Survey on Image Preprocessing Techniques to Improve OCR Accuracy

Even the best OCR tool will fail to produce good results when the input image/document quality is too bad. Understanding the nuances of source image quality and also the techniques to improve the document quality will obviously improve your OCR Accuracy.

Mageshwaran R
Technovators
10 min readJan 6, 2021

--

Photo by Greg Rosenke on Unsplash

Most of the OCR engines come with in-built image processing techniques to automatically improve the quality of the image, but the problem here is, you may not be able to tweak the parameters based on your use case. Understanding and building your own image processing pipeline will be helpful if you have a good idea about the source documents and noises/distortions expected in them. Let us explore them in detail in the upcoming sections.

Topics Covered

  • Measuring Image Quality
  • Deep dive into OCR pre-processing
  • Recommended Tools for OCR image pre-processing

Measuring Image Quality

We know that the better the quality of the source image, the higher the accuracy of OCR will be.

But how can we measure the quality of the source image or what are some factors that we can consider to have in the source image?

  • Characters should be distinguishable from the background: Sharp character borders, High Contrast
  • Characters / Words Alignment: Good alignment ensures proper character, word, and line segmentation
  • Good image resolution and alignment
  • Less Noise: We will explore more in the next section

Above mentioned features make the document quality better from the OCR perspective. Let’s now deep dive into the possible issues that are related to image quality and the ways to tackle them.

Deep dive into OCR pre-processing

As stated above, the source image quality for OCR depends on various factors and can be broadly related to the presence or absence of noises/distortions, proper image and text alignment, image resolution, and local contrast.

Let’s now address them one by one,

Right Resolution

The standard recommended resolution for OCR is 300 DPI (Dots Per Inch). However, based on the font size used some OCR engines internally scales the original image.

  • For regular text (font size > 8), it is recommended to go with 300 DPI itself
  • For smaller text (font size < 8), it is recommended to have 400–600 DPI
  • Anything above 600 DPI will only increase the image size thereby increasing the processing time but shows no improvement with OCR accuracy.
DPI Comparison, source

Image Binarization

Binarization is the process of converting a colored image (RGB) into a black and white image. Most of the OCR Engines does this process internally, Adaptive binarization is the most popular technique used for this conversion, it works based on the features of neighboring pixels (i.e) local window.

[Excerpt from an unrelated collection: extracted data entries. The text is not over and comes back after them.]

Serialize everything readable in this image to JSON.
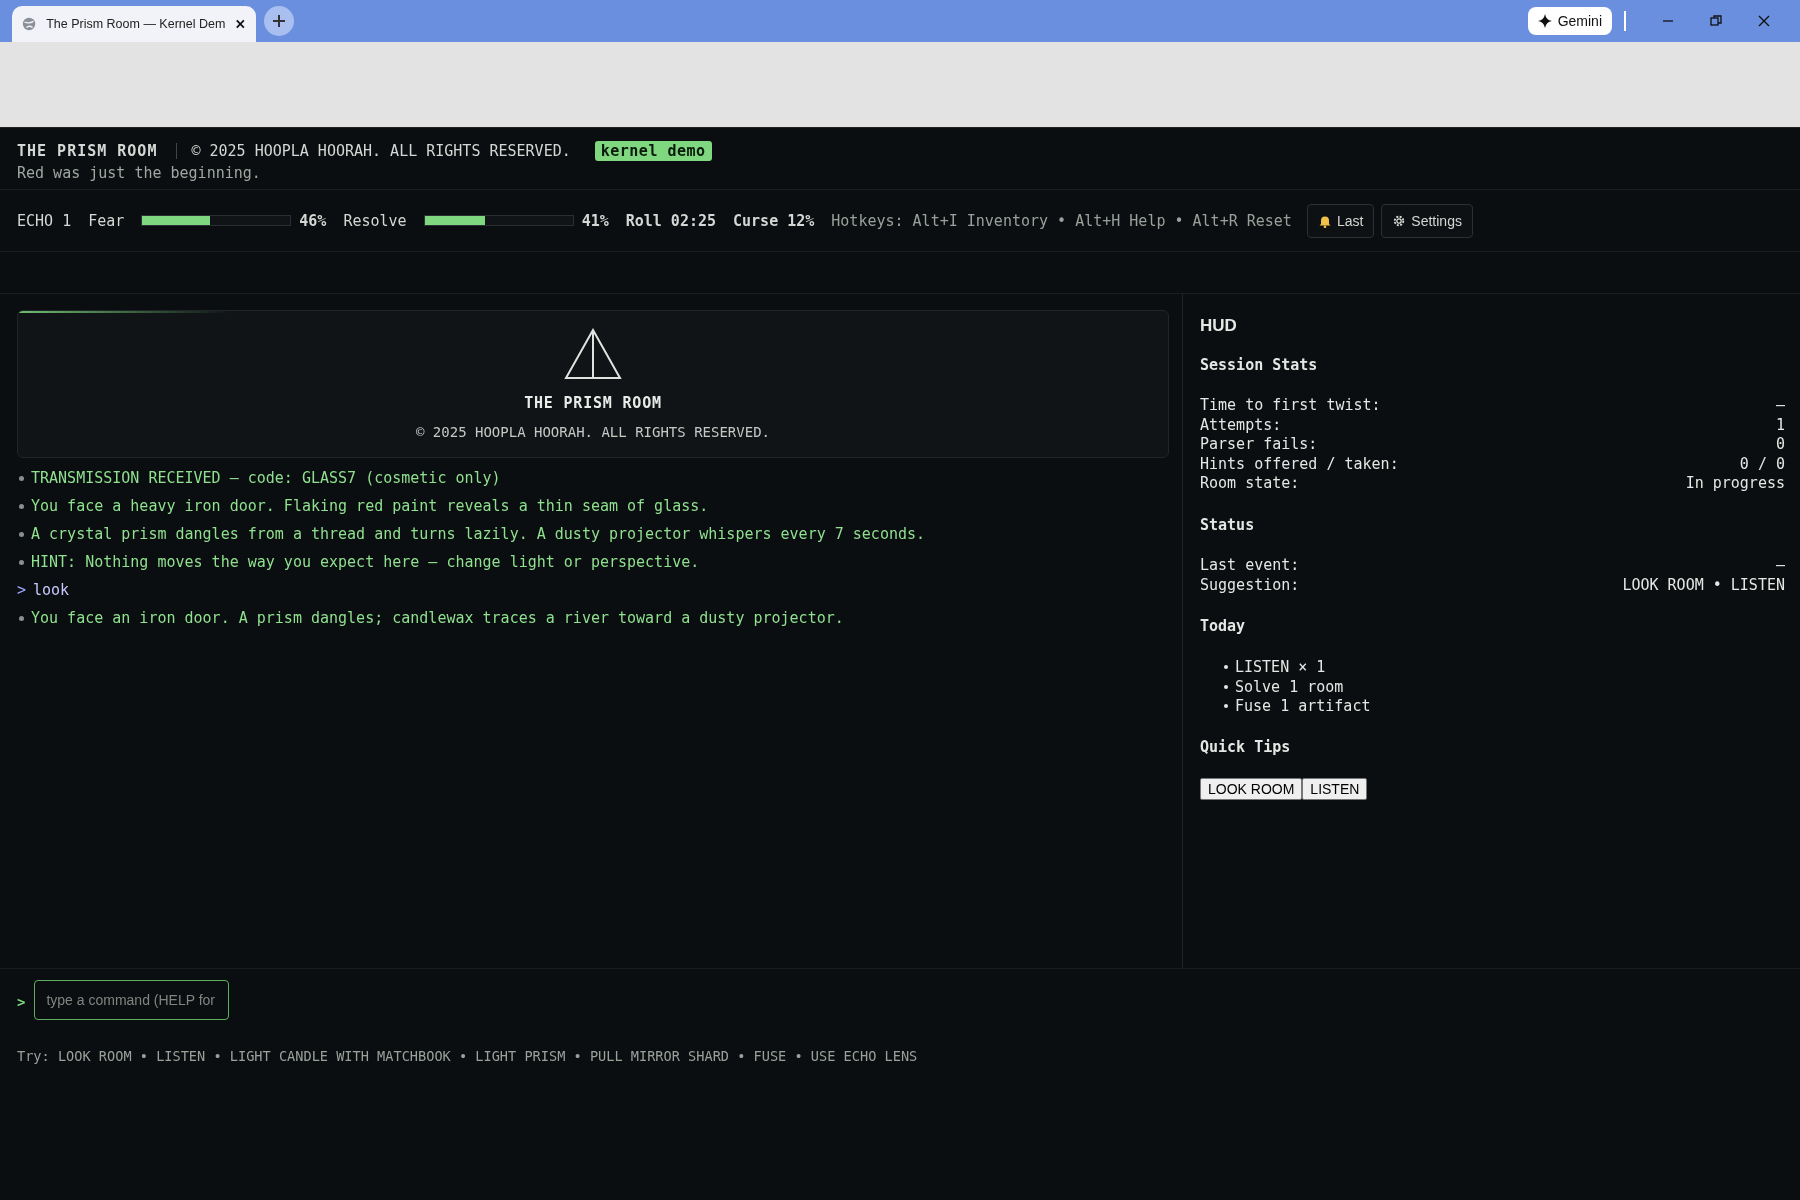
{
  "browser": {
    "tab_title": "The Prism Room — Kernel Dem",
    "gemini_label": "Gemini"
  },
  "header": {
    "title": "THE PRISM ROOM",
    "copyright": "© 2025 HOOPLA HOORAH. ALL RIGHTS RESERVED.",
    "badge": "kernel demo",
    "tagline": "Red was just the beginning."
  },
  "stats": {
    "echo": "ECHO 1",
    "meters": [
      {
        "label": "Fear",
        "level": 0.46,
        "reading": "46%"
      },
      {
        "label": "Resolve",
        "level": 0.41,
        "reading": "41%"
      }
    ],
    "roll": "Roll 02:25",
    "curse": "Curse 12%",
    "hotkeys": "Hotkeys: Alt+I Inventory • Alt+H Help • Alt+R Reset",
    "buttons": [
      {
        "label": "Last",
        "kind": "bell"
      },
      {
        "label": "Settings",
        "kind": "gear"
      }
    ]
  },
  "splash": {
    "title": "THE PRISM ROOM",
    "copyright": "© 2025 HOOPLA HOORAH. ALL RIGHTS RESERVED."
  },
  "log": [
    {
      "kind": "message",
      "text": "TRANSMISSION RECEIVED — code: GLASS7 (cosmetic only)"
    },
    {
      "kind": "message",
      "text": "You face a heavy iron door. Flaking red paint reveals a thin seam of glass."
    },
    {
      "kind": "message",
      "text": "A crystal prism dangles from a thread and turns lazily. A dusty projector whispers every 7 seconds."
    },
    {
      "kind": "message",
      "text": "HINT: Nothing moves the way you expect here — change light or perspective."
    },
    {
      "kind": "command",
      "prompt": ">",
      "text": "look"
    },
    {
      "kind": "message",
      "text": "You face an iron door. A prism dangles; candlewax traces a river toward a dusty projector."
    }
  ],
  "hud": {
    "title": "HUD",
    "sections": [
      {
        "kind": "pairs",
        "heading": "Session Stats",
        "rows": [
          {
            "label": "Time to first twist:",
            "value": "—"
          },
          {
            "label": "Attempts:",
            "value": "1"
          },
          {
            "label": "Parser fails:",
            "value": "0"
          },
          {
            "label": "Hints offered / taken:",
            "value": "0 / 0"
          },
          {
            "label": "Room state:",
            "value": "In progress"
          }
        ]
      },
      {
        "kind": "pairs",
        "heading": "Status",
        "rows": [
          {
            "label": "Last event:",
            "value": "—"
          },
          {
            "label": "Suggestion:",
            "value": "LOOK ROOM • LISTEN"
          }
        ]
      },
      {
        "kind": "list",
        "heading": "Today",
        "items": [
          "LISTEN × 1",
          "Solve 1 room",
          "Fuse 1 artifact"
        ]
      },
      {
        "kind": "buttons",
        "heading": "Quick Tips",
        "buttons": [
          "LOOK ROOM",
          "LISTEN"
        ]
      }
    ]
  },
  "command": {
    "prompt": ">",
    "placeholder": "type a command (HELP for"
  },
  "try_line": "Try: LOOK ROOM • LISTEN • LIGHT CANDLE WITH MATCHBOOK • LIGHT PRISM • PULL MIRROR SHARD • FUSE • USE ECHO LENS"
}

Comparison of Global vs Adaptive thresholding, source

Image Contrast and Sharpness

By increasing the local contrast (i.e) contrast between text and background, each character will be easily distinguishable from the background and makes it easier to recognize the character. Similarly, having sharp borders between characters will be helpful for character segmentation and recognition.

In most cases, using the global contrast is not a good option because different parts of the image may have different contrasts. Hence, Contrast Limited Adaptive Histogram Equalization (CLAHE) is a very effective pre-processing step to improve the text and background contrast.

Image Geometric Transformations

Based on the image capturing technology used, source images can be subject to different types of Image misalignment. We may need to perform some simple to advanced geometric transformations to handle this misalignment to give an ideal source image for the OCR engine.

Page Rotation: This step is pre-built in all the OCR engines. First, it detects the orientation of each page and then corrects the page orientation prior to Text Recognition.

Deskew or Skew Correction: Most Images captured from flatbed scanners or photographed by digital cameras are slightly skewed. So, Detecting the skew angle and rotating the page so that text will appear horizontal and not tilted in any angle.

Skew Correction Example, source

Keystone Effect or Trapezoidal Distortion: When the scanned document is not parallel to the scanner(camera), the source image captured will have a keystone effect (i.e) the shape of the source document will look like a trapezoid instead of a rectangle. This issue typically occurs while capturing / scanning images from mobile devices or digital cameras.

Keystone Effect(left), Corrected Image(right), source

For Keystone Correction, the system should first detect the trapezoid representing the scanned document, and do an affine transformation to convert the trapezoidal document into a rectangle, and then remove edges that do not contain any useful data.

Correction of 3D perspective distortions: This issue is more specific to images captured from Mobile devices or Digital cameras, similar but a complex version of the previous effect. Due to 3D perspective distortion, the Font Size of the document will vary from Top to Bottom, and also text at top of the page will not be clear. Once the image transformation is applied and corrected font size will look almost similar and gives better OCR results.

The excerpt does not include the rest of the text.